Some of the most popular reefs around the island of Cozumel will be closed to the public due to white band disease, which is killing the coral.
The Natural Protected Areas Commission (Conanp) will restrict access to much of the Cozumel Reefs National Marine Park beginning in October.
The disease was first detected in Florida in 2014. In Mexico, it was first seen at Puerto Morelos, 45 kilometers south of Cancún, and it made its way to the reefs off Cozumel in October 2018.
In May of this year, Conanp calculated that 30% of the Mexican Caribbean’s reefs had been affected by white band disease. By August, that number had risen to 42%.
On Monday, Conanp announced a series of steps it will take in coordination with tourism service providers and researchers to confront the problem by reducing pollution generated by gasoline from boats and sunscreen.

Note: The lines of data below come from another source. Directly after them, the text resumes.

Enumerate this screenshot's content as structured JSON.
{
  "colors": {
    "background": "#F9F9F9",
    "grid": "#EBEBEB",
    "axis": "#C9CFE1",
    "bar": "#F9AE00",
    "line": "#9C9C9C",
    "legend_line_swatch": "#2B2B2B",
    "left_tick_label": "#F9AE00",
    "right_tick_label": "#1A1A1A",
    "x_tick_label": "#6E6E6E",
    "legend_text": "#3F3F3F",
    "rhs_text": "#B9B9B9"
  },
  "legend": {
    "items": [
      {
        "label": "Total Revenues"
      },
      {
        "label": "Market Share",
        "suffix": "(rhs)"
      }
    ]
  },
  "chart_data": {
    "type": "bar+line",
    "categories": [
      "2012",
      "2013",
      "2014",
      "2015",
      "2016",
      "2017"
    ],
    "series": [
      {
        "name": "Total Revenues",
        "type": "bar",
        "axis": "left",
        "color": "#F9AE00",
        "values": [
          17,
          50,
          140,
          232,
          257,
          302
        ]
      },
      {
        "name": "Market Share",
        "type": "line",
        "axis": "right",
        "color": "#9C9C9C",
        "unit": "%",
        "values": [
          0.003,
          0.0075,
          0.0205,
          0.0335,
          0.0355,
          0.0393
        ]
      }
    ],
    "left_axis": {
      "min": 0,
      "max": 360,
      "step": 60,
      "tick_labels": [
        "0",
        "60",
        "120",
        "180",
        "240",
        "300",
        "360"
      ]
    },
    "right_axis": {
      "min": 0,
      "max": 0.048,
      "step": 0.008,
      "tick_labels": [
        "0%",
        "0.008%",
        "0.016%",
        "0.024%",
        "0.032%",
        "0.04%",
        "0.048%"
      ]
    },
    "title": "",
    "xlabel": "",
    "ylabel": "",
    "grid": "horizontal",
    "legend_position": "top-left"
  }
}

“It makes me very sad to know that I’m of the last generation that will see healthy reefs,” said park deputy director Brenda Hernández. “Our kids aren’t going to see them.”

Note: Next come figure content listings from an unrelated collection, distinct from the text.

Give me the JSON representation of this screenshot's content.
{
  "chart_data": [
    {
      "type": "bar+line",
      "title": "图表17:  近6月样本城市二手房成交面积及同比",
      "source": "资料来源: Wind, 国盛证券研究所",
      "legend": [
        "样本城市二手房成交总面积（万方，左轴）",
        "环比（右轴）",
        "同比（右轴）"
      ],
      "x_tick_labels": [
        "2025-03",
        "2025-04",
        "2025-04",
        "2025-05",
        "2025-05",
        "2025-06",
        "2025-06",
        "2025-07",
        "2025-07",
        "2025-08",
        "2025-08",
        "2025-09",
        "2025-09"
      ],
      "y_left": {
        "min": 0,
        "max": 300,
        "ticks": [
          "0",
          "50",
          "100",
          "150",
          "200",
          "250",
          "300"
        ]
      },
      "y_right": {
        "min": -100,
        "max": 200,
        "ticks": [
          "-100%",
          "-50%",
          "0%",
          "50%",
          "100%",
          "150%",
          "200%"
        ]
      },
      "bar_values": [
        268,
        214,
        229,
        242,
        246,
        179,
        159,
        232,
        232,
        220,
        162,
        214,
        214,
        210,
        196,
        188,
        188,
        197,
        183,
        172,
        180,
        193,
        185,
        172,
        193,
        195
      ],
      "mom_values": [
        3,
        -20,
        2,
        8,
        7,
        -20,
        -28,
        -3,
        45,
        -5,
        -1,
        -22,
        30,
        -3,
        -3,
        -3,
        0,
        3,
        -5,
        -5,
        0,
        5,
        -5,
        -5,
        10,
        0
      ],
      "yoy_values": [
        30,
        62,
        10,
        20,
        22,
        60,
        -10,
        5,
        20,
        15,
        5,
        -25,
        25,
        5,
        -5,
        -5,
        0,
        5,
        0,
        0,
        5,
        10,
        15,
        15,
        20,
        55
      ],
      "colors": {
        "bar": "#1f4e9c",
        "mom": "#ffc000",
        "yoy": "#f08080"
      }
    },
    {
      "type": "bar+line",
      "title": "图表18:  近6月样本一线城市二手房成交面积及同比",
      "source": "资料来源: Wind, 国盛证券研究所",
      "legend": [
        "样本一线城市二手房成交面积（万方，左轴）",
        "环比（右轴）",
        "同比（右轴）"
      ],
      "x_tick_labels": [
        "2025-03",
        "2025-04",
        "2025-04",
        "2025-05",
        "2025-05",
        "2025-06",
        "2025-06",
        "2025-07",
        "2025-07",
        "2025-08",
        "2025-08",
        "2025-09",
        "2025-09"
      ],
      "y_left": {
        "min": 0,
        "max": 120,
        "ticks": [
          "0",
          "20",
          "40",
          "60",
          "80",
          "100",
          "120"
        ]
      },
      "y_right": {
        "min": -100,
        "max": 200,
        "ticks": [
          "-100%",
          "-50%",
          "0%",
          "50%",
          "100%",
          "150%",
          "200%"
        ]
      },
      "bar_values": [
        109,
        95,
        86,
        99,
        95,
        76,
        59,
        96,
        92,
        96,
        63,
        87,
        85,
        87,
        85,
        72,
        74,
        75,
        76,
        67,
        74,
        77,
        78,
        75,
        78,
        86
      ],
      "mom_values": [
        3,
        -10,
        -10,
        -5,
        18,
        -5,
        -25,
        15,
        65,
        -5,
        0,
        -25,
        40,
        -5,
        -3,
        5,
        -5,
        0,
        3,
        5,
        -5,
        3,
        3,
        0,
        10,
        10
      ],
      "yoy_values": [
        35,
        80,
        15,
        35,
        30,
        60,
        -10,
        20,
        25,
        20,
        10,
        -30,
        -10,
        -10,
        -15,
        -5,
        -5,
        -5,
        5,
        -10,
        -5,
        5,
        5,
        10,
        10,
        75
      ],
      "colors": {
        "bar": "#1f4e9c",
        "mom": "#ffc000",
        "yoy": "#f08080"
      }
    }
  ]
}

A researcher at the Institute of Ocean Sciences at the Autonomous University (UNAM), Lorenzo Álvarez, said that around 30 of the park’s 50 species of coral have been affected.
“Of those that have been affected, more than half have already died,” he said.
The phenomenon occurs as a result of pollutants and rising water temperatures, which cause the coral polyps to expel the algae on which they feed, and that live in their tissues. The tissues then disconnect from the coral skeleton, and the reef loses its color and dies.
“It’s like suffering a wound that exposes the bone,” said Maricarmen García Rivas, director of the Punto Morelos National Park. Along with Álvarez, she was one of the scientists to discover the disease in the Caribbean.
Researchers are still without solutions to the problem, although the state is replenishing damaged reefs with laboratory-grown coral. The goal of the project, which began in 2017, is to plant 265,000 coral reef colonies by 2022.
Conanp will hold its first meeting in Cozumel today to explain the next course of action to tourism providers affected by the reef closures.